To evaluate how exhaustively the bacterial communities of each hypervariable regions were sampled, rarefaction curves of the detected ASVs were generated using the QIIME 254 diversity alpha-rarefaction plugin, and the median frequency of the reads was set as the sequencing depth. Both alpha- and beta-diversity were determined using the rarefied number of reads as a proxy for abundance in QIIME 2.

Taxonomic assignments and the identification of potential pathogenic bacterial species

Based on our knowledge and previous experience overcoming the methodological limitations of the most common informatics classifier, potential human pathogenic bacteria were identified up to the species level using two complementary bioinformatics software. Initially, a taxonomic classification of all detected ASVs was conducted via the RDP classifier in Dada2 v. 1.16 that was trained against the SILVA v. 138 database55 implementing the addSpecies function.
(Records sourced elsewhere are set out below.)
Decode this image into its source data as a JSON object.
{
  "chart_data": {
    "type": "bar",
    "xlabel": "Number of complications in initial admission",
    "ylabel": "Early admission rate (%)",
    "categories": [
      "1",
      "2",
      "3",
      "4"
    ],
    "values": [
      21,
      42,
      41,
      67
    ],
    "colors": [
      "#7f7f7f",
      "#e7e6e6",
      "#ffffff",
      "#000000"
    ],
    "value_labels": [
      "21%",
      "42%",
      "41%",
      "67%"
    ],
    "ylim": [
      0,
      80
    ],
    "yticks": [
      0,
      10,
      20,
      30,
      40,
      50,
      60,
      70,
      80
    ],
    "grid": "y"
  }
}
This function was enabled to increase taxonomic confidence56 and extend the assignment of representative sequences beyond the genus level50. The ASVs with unassigned families (or higher taxonomic levels) were not further investigated as possible pathogenic bacteria and were not considered to be pathogenic (as described below).
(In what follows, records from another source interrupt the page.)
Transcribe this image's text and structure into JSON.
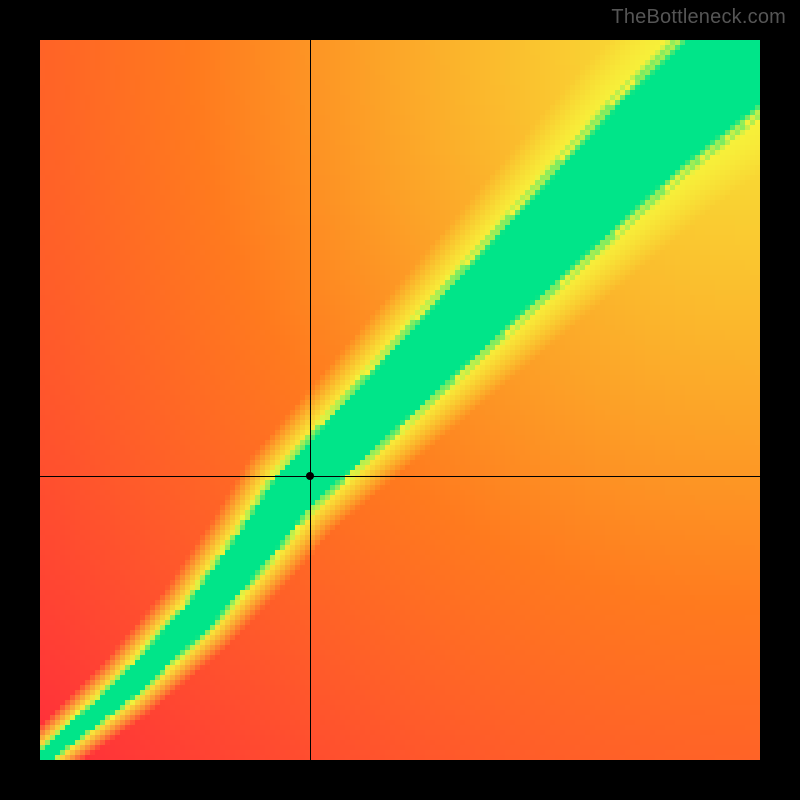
{
  "watermark": {
    "text": "TheBottleneck.com",
    "color": "#555555",
    "fontsize": 20
  },
  "frame": {
    "outer_size": 800,
    "border_color": "#000000",
    "border_thickness": 40,
    "plot_size": 720
  },
  "heatmap": {
    "type": "heatmap",
    "resolution": 144,
    "xlim": [
      0,
      1
    ],
    "ylim": [
      0,
      1
    ],
    "colors": {
      "red": "#ff2a3c",
      "orange": "#ff7a1e",
      "yellow": "#f7f23a",
      "green": "#00e589"
    },
    "ridge": {
      "comment": "green ridge centerline as (x,y) pairs in [0,1] plot coords; y is measured from top",
      "points": [
        [
          0.0,
          1.0
        ],
        [
          0.12,
          0.9
        ],
        [
          0.22,
          0.8
        ],
        [
          0.3,
          0.7
        ],
        [
          0.35,
          0.63
        ],
        [
          0.4,
          0.58
        ],
        [
          0.5,
          0.48
        ],
        [
          0.6,
          0.38
        ],
        [
          0.72,
          0.26
        ],
        [
          0.85,
          0.13
        ],
        [
          1.0,
          0.0
        ]
      ],
      "green_halfwidth_start": 0.01,
      "green_halfwidth_end": 0.08,
      "yellow_halfwidth_start": 0.035,
      "yellow_halfwidth_end": 0.15
    },
    "background_gradient": {
      "comment": "distance from top-right corner drives red→yellow gradient",
      "corner": [
        1.0,
        0.0
      ]
    }
  },
  "crosshair": {
    "x": 0.375,
    "y_from_top": 0.605,
    "line_color": "#000000",
    "line_width": 1,
    "marker_color": "#000000",
    "marker_diameter": 8
  }
}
The identification of potential human pathogenic bacterial species was achieved with the Pplacer v. 1.125 program suite. Briefly, these programs place query sequences into reference phylogenetic trees to classify species and linages25. RDP classification was then used to sort only pathogenic bacterial genera according to the TRBA-466 prokaryote classification [Ausschuss für Biologische Arbeitsstoffe (ABAS), 2015/2015]57. High quality 16S rRNA sequences (1480–1530 bp) of human pathogenic species of selected genera were downloaded from NCBI GenBank58 and employed as reference sequences in successive phylogenetic analyses. Query and reference sequences were aligned using MAFFT v. 7.31351 and placed in a reference tree built with the Maximum Likelihood method using RAxML v. 8.2.1059 under the General Time Reversible (GTR) model and discrete gamma distribution (GAMMA)59. Notably, distinct bacterial microbiota arrangements were observed among hypervariable regions, so specific reference sequences were prepared ad hoc for each 16S rRNA region analyzed and are reported in Table S1.
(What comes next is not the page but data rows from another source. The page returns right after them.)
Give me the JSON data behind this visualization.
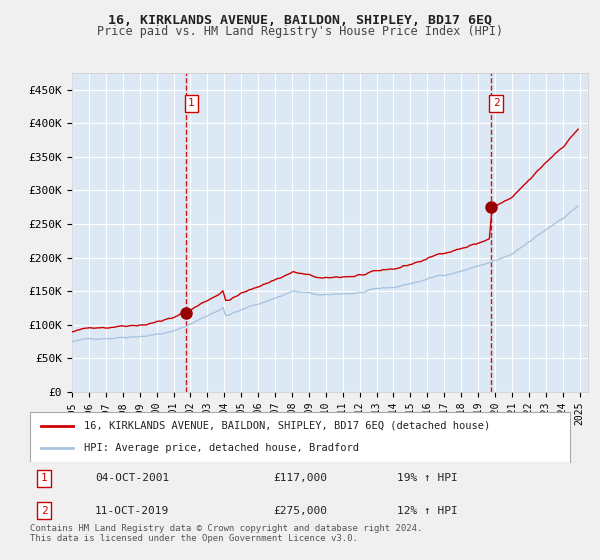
{
  "title_line1": "16, KIRKLANDS AVENUE, BAILDON, SHIPLEY, BD17 6EQ",
  "title_line2": "Price paid vs. HM Land Registry's House Price Index (HPI)",
  "xlabel": "",
  "ylabel": "",
  "ylim": [
    0,
    475000
  ],
  "yticks": [
    0,
    50000,
    100000,
    150000,
    200000,
    250000,
    300000,
    350000,
    400000,
    450000
  ],
  "ytick_labels": [
    "£0",
    "£50K",
    "£100K",
    "£150K",
    "£200K",
    "£250K",
    "£300K",
    "£350K",
    "£400K",
    "£450K"
  ],
  "x_start_year": 1995,
  "x_end_year": 2025,
  "sale1_date": 2001.75,
  "sale1_price": 117000,
  "sale1_label": "1",
  "sale1_text": "04-OCT-2001",
  "sale1_amount": "£117,000",
  "sale1_hpi": "19% ↑ HPI",
  "sale2_date": 2019.77,
  "sale2_price": 275000,
  "sale2_label": "2",
  "sale2_text": "11-OCT-2019",
  "sale2_amount": "£275,000",
  "sale2_hpi": "12% ↑ HPI",
  "line_color_price": "#cc0000",
  "line_color_hpi": "#aac4e0",
  "marker_color": "#990000",
  "vline_color": "#cc0000",
  "background_color": "#dce9f5",
  "plot_bg": "#dce9f5",
  "grid_color": "#ffffff",
  "legend_label1": "16, KIRKLANDS AVENUE, BAILDON, SHIPLEY, BD17 6EQ (detached house)",
  "legend_label2": "HPI: Average price, detached house, Bradford",
  "footer": "Contains HM Land Registry data © Crown copyright and database right 2024.\nThis data is licensed under the Open Government Licence v3.0.",
  "title_fontsize": 10,
  "subtitle_fontsize": 9
}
Finally, taxonomic assignments for the ASVs obtained via RDP and Pplacer were compared, and three discrete categories were identified: (1) “potential pathogenic bacteria,” which was defined with ASVs with the same (e.g., at the genus level in both RDP and Pplacer) or complementary (e.g., at family level in RDP and genus and species levels in Pplacer) taxonomic assignments from both classifiers; (2) “no consistent pathogenic bacteria,” which was defined as ASVs with discordant taxonomic classifications between classifiers; and (3) “no pathogenic bacteria,” which was defined as no human pathogenic species or ASVs with species-level taxonomies that were not defined with either the RDP or Pplacer approaches. Shared or medically exclusive and important ASVs among hypervariable regions were visualized using Venn diagrams created with the open web-software InteractiVenn60.

Ethics declarations

Gastrointestinal samples were collected following the regulations of the Mexican government, Bioethical committee of the agriculture and wild life agency (SGPVA/DGVS/003083/18) and with the assistance and approval of African Safari Zoo (Puebla, México). The study is reported in accordance with ARRIVE guidelines.